Después empecé a querer descifrar la realidad, como si la realidad fuera descifrable, y llegó la desazón. Y con la desazón, el nihilismo, después ya no he creído en nada, ni siquiera en mí mismo. Y hoy estoy aquí, en cabecera de tu cama, como un trapo inútil, he hecho las maletas para ir a ninguna parte, y mi corazón es un recipiente vacío. Campos fue hacia la mesa y aplastó la colilla en un platito de porcelana.

Bien, querido Fernando, dijo, necesitaba decirte estas cosas ahora que quizás estemos a punto de separarnos, tengo que irme, vendrán también los otros a verte, lo sé, y a ti ya no te queda demasiado tiempo, adiós.

Campos se puso la capa sobre los hombros, se ajustó el monóculo en el ojo derecho, hizo un rápido gesto de despedida con la mano, abrió la puerta, se paró un instante y repitió: Adiós, Fernando.

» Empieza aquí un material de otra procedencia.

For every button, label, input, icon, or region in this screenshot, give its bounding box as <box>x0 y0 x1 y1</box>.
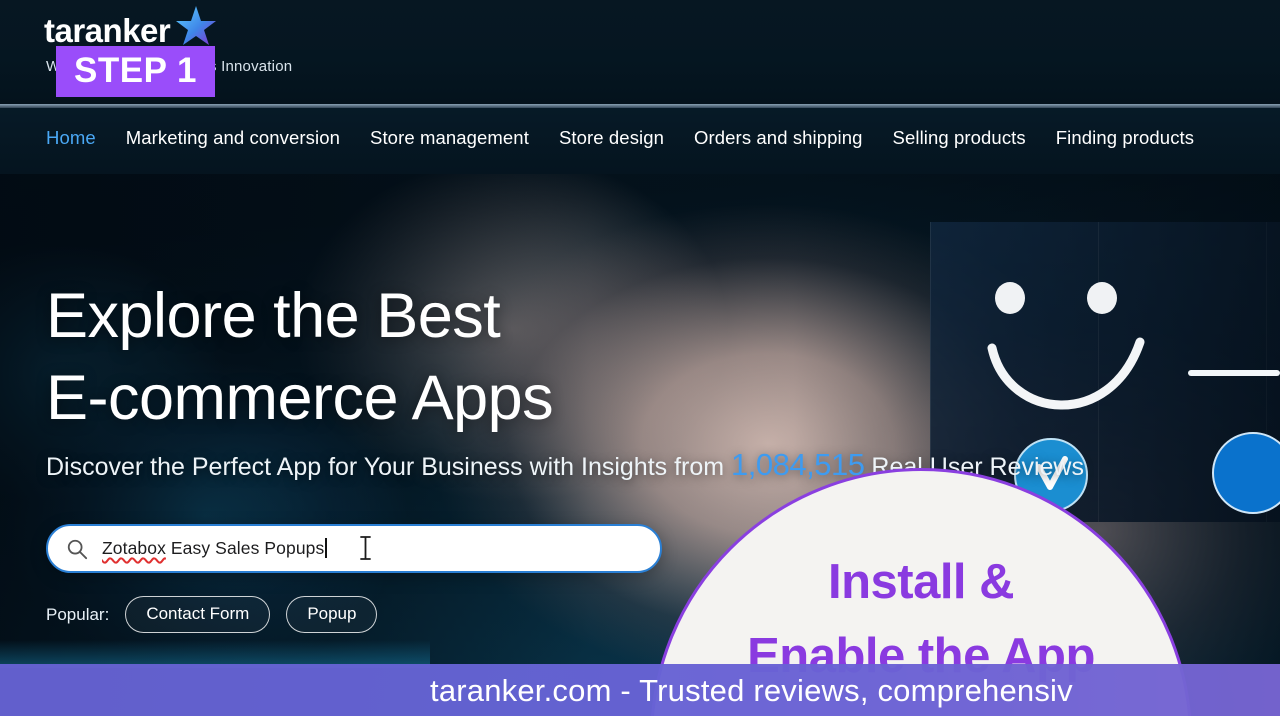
search-input-value: Zotabox Easy Sales Popups <box>102 538 327 559</box>
white-bar-icon <box>1188 370 1280 376</box>
nav-item-selling-products[interactable]: Selling products <box>893 127 1026 149</box>
nav-item-orders-and-shipping[interactable]: Orders and shipping <box>694 127 863 149</box>
text-caret <box>325 538 327 558</box>
search-input[interactable]: Zotabox Easy Sales Popups <box>46 524 662 573</box>
nav-item-store-management[interactable]: Store management <box>370 127 529 149</box>
hero-subtitle-prefix: Discover the Perfect App for Your Busine… <box>46 453 732 481</box>
step-badge: STEP 1 <box>56 46 215 98</box>
popular-tag-popup[interactable]: Popup <box>286 596 378 633</box>
site-logo[interactable]: taranker <box>44 6 216 49</box>
search-term-rest: Easy Sales Popups <box>165 538 325 558</box>
popular-tag-contact-form[interactable]: Contact Form <box>125 596 271 633</box>
star-icon <box>176 6 216 45</box>
page-root: taranker Where Commerce Meets Innovation… <box>0 0 1280 716</box>
nav-item-store-design[interactable]: Store design <box>559 127 664 149</box>
bottom-banner-text: taranker.com - Trusted reviews, comprehe… <box>430 673 1073 708</box>
nav-item-marketing-and-conversion[interactable]: Marketing and conversion <box>126 127 340 149</box>
popular-searches: Popular: Contact Form Popup <box>46 596 378 633</box>
instruction-line-1: Install & <box>827 555 1015 609</box>
hero-title-line-1: Explore the Best <box>46 281 501 351</box>
review-count: 1,084,515 <box>731 447 865 482</box>
search-term-misspelled: Zotabox <box>102 538 166 558</box>
smiley-face-icon <box>987 282 1145 410</box>
main-navigation: Home Marketing and conversion Store mana… <box>46 127 1194 149</box>
search-icon <box>67 539 88 559</box>
text-ibeam-cursor <box>360 536 371 560</box>
popular-label: Popular: <box>46 604 110 624</box>
logo-text: taranker <box>44 12 171 49</box>
page-title: Explore the Best E-commerce Apps <box>46 276 554 440</box>
nav-item-home[interactable]: Home <box>46 127 96 149</box>
hero-title-line-2: E-commerce Apps <box>46 362 554 433</box>
nav-item-finding-products[interactable]: Finding products <box>1056 127 1194 149</box>
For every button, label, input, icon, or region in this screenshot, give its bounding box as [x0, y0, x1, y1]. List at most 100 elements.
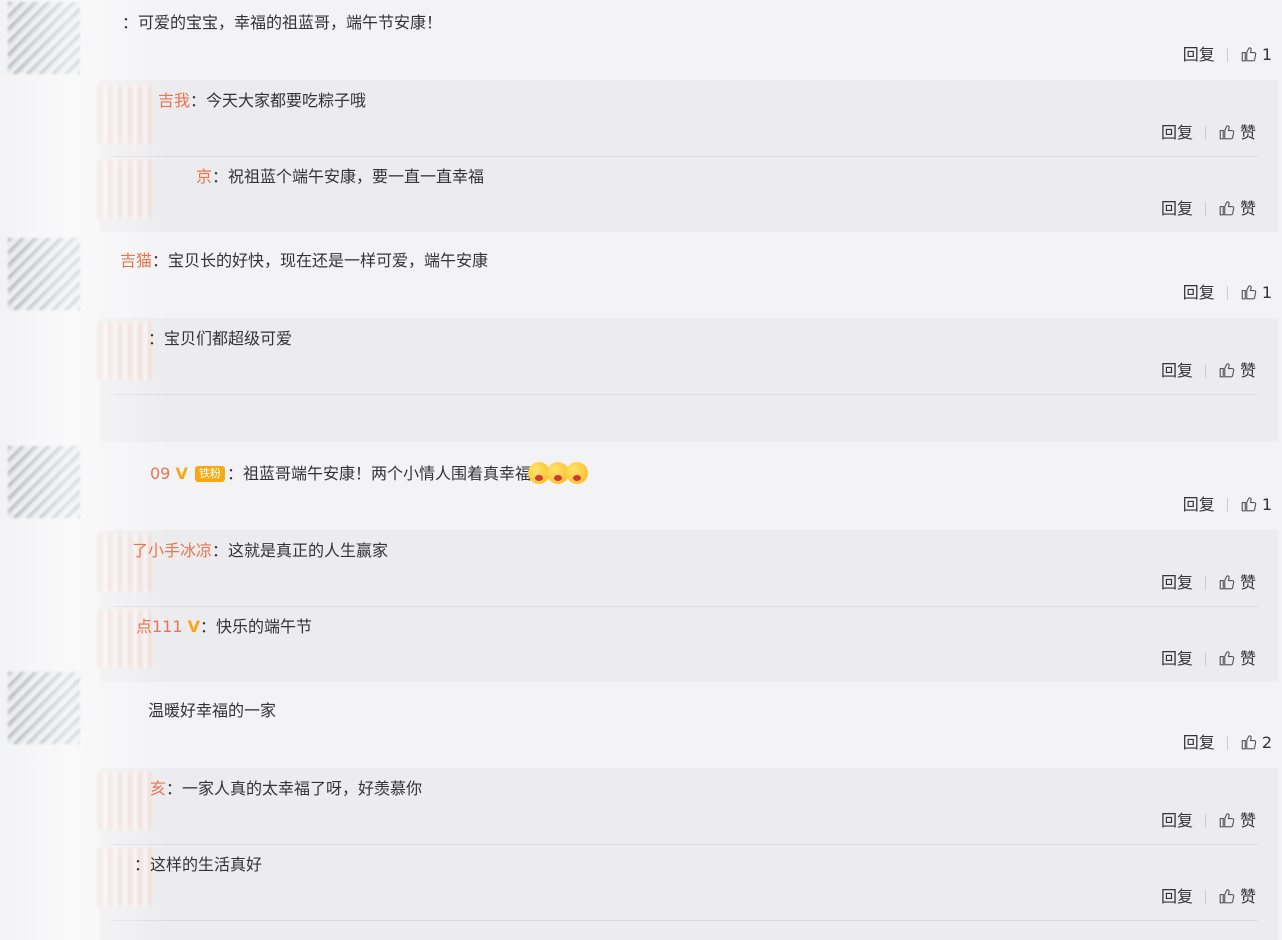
verified-badge: V: [175, 464, 188, 483]
like-label: 赞: [1239, 573, 1256, 592]
like-label: 赞: [1239, 887, 1256, 906]
thumbs-up-icon[interactable]: [1218, 887, 1236, 905]
like-label: 赞: [1239, 123, 1256, 142]
reply-button[interactable]: 回复: [1183, 495, 1215, 514]
reply-button[interactable]: 回复: [1161, 361, 1193, 380]
reply-button[interactable]: 回复: [1161, 573, 1193, 592]
like-count: 2: [1261, 733, 1272, 752]
like-label: 赞: [1239, 811, 1256, 830]
comment-text: ：祖蓝哥端午安康！两个小情人围着真幸福: [226, 464, 531, 483]
comment-body: ：宝贝们都超级可爱: [148, 328, 292, 350]
divider: [1226, 286, 1228, 300]
comment-body: 温暖好幸福的一家: [148, 700, 276, 722]
comment-actions: 回复 1: [1183, 44, 1272, 66]
divider: [1204, 814, 1206, 828]
verified-badge: V: [187, 617, 201, 636]
divider: [1204, 126, 1206, 140]
divider: [110, 920, 1258, 921]
avatar[interactable]: [8, 2, 80, 74]
thumbs-up-icon[interactable]: [1218, 573, 1236, 591]
comment-actions: 回复 赞: [1161, 122, 1256, 144]
divider: [110, 156, 1258, 157]
comment-text: ：今天大家都要吃粽子哦: [190, 91, 367, 110]
comment-actions: 回复 1: [1183, 282, 1272, 304]
avatar[interactable]: [8, 672, 80, 744]
divider: [1226, 498, 1228, 512]
username[interactable]: 点111: [136, 617, 183, 636]
comment-text: ：宝贝们都超级可爱: [148, 329, 293, 348]
thumbs-up-icon[interactable]: [1218, 649, 1236, 667]
comment-actions: 回复 赞: [1161, 810, 1256, 832]
comment-actions: 回复 赞: [1161, 360, 1256, 382]
avatar[interactable]: [98, 322, 152, 380]
comment-text: ：一家人真的太幸福了呀，好羡慕你: [166, 779, 423, 798]
username[interactable]: 了小手冰凉: [132, 541, 212, 560]
thumbs-up-icon[interactable]: [1240, 495, 1258, 513]
comment-body: 京：祝祖蓝个端午安康，要一直一直幸福: [196, 166, 484, 188]
fan-badge: 铁粉: [194, 466, 225, 482]
reply-button[interactable]: 回复: [1183, 733, 1215, 752]
divider: [1226, 736, 1228, 750]
comment-body: 吉我：今天大家都要吃粽子哦: [158, 90, 366, 112]
divider: [1204, 364, 1206, 378]
avatar[interactable]: [98, 86, 152, 144]
like-count: 1: [1261, 45, 1272, 64]
username[interactable]: 亥: [150, 779, 166, 798]
avatar[interactable]: [98, 772, 152, 830]
divider: [1204, 652, 1206, 666]
like-label: 赞: [1239, 199, 1256, 218]
reply-button[interactable]: 回复: [1161, 887, 1193, 906]
reply-button[interactable]: 回复: [1161, 649, 1193, 668]
comment-text: ：这样的生活真好: [134, 855, 263, 874]
divider: [1226, 48, 1228, 62]
divider: [110, 844, 1258, 845]
thumbs-up-icon[interactable]: [1240, 733, 1258, 751]
like-label: 赞: [1239, 361, 1256, 380]
reply-button[interactable]: 回复: [1183, 283, 1215, 302]
comment-text: ：宝贝长的好快，现在还是一样可爱，端午安康: [152, 251, 489, 270]
divider: [110, 606, 1258, 607]
username[interactable]: 09: [150, 464, 170, 483]
heart-eyes-emoji-icon: [565, 462, 588, 484]
thumbs-up-icon[interactable]: [1240, 45, 1258, 63]
username[interactable]: 吉我: [158, 91, 190, 110]
comment-body: 吉猫：宝贝长的好快，现在还是一样可爱，端午安康: [120, 250, 488, 272]
comment-actions: 回复 2: [1183, 732, 1272, 754]
reply-button[interactable]: 回复: [1161, 811, 1193, 830]
username[interactable]: 吉猫: [120, 251, 152, 270]
username[interactable]: 京: [196, 167, 212, 186]
divider: [1204, 576, 1206, 590]
comment-actions: 回复 赞: [1161, 198, 1256, 220]
comment-actions: 回复 1: [1183, 494, 1272, 516]
avatar[interactable]: [8, 238, 80, 310]
comment-text: 温暖好幸福的一家: [148, 701, 277, 720]
comment-text: ：快乐的端午节: [200, 617, 313, 636]
like-count: 1: [1261, 283, 1272, 302]
reply-button[interactable]: 回复: [1161, 123, 1193, 142]
comment-body: 亥：一家人真的太幸福了呀，好羡慕你: [150, 778, 422, 800]
comment-actions: 回复 赞: [1161, 648, 1256, 670]
comment-body: 点111 V：快乐的端午节: [136, 616, 312, 638]
like-count: 1: [1261, 495, 1272, 514]
divider: [1204, 890, 1206, 904]
comment-body: ：这样的生活真好: [134, 854, 262, 876]
reply-button[interactable]: 回复: [1161, 199, 1193, 218]
comment-text: ：可爱的宝宝，幸福的祖蓝哥，端午节安康！: [122, 13, 443, 32]
thumbs-up-icon[interactable]: [1218, 199, 1236, 217]
comment-body: 09 V 铁粉 ：祖蓝哥端午安康！两个小情人围着真幸福: [150, 462, 588, 485]
thumbs-up-icon[interactable]: [1218, 361, 1236, 379]
comment-body: ：可爱的宝宝，幸福的祖蓝哥，端午节安康！: [122, 12, 442, 34]
comment-text: ：祝祖蓝个端午安康，要一直一直幸福: [212, 167, 485, 186]
thumbs-up-icon[interactable]: [1218, 123, 1236, 141]
thumbs-up-icon[interactable]: [1218, 811, 1236, 829]
divider: [110, 394, 1258, 395]
avatar[interactable]: [98, 160, 152, 218]
thumbs-up-icon[interactable]: [1240, 283, 1258, 301]
comment-actions: 回复 赞: [1161, 886, 1256, 908]
like-label: 赞: [1239, 649, 1256, 668]
reply-button[interactable]: 回复: [1183, 45, 1215, 64]
avatar[interactable]: [8, 446, 80, 518]
comment-body: 了小手冰凉：这就是真正的人生赢家: [132, 540, 388, 562]
comment-actions: 回复 赞: [1161, 572, 1256, 594]
comment-text: ：这就是真正的人生赢家: [212, 541, 389, 560]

Y después susurró: Tal vez no todas las cartas de amor sean ridículas. Y cerró la puerta.

Álvaro de Campos nació en Tavira, en el Algarbe, el 15 de octubre de 1890. Se licenció en Glasgow en ingeniería naval. Vivió en Lisboa sin ejercer su profesión. Hizo un viaje a Oriente, en transatlántico, al que dedicó la composición Opiario. Fue decadente, futurista, vanguardista, nihilista. En 1928 escribió la poesía más hermosa del siglo, Tabaquería. Conoció un amor homosexual y se introdujo de tal manera en la vida de Pessoa que arruinó su noviazgo con Ophélia. Alto, con el cabello negro y liso y la raya a un lado, impecable y algo snob, con su monóculo, Campos fue el típico representante de cierta vanguardia de la época, burgués y antiburgués, refinado y provocador, impulsivo, neurótico y angustiado. Murió en Lisboa el 30 de noviembre de 1935, día y año de la muerte de Pessoa.)

Antonio Tabucchi (Vecchiano, Pisa 1943), escritor italiano especialista en literatura portuguesa, es el mejor conocedor de la obra de Fernando Pessoa. Sus libros han sido traducidos a 18 idiomas y llevados al cine, entre ellos Sostiene Pereira, actuada por Marcello Mastroianni en 1995.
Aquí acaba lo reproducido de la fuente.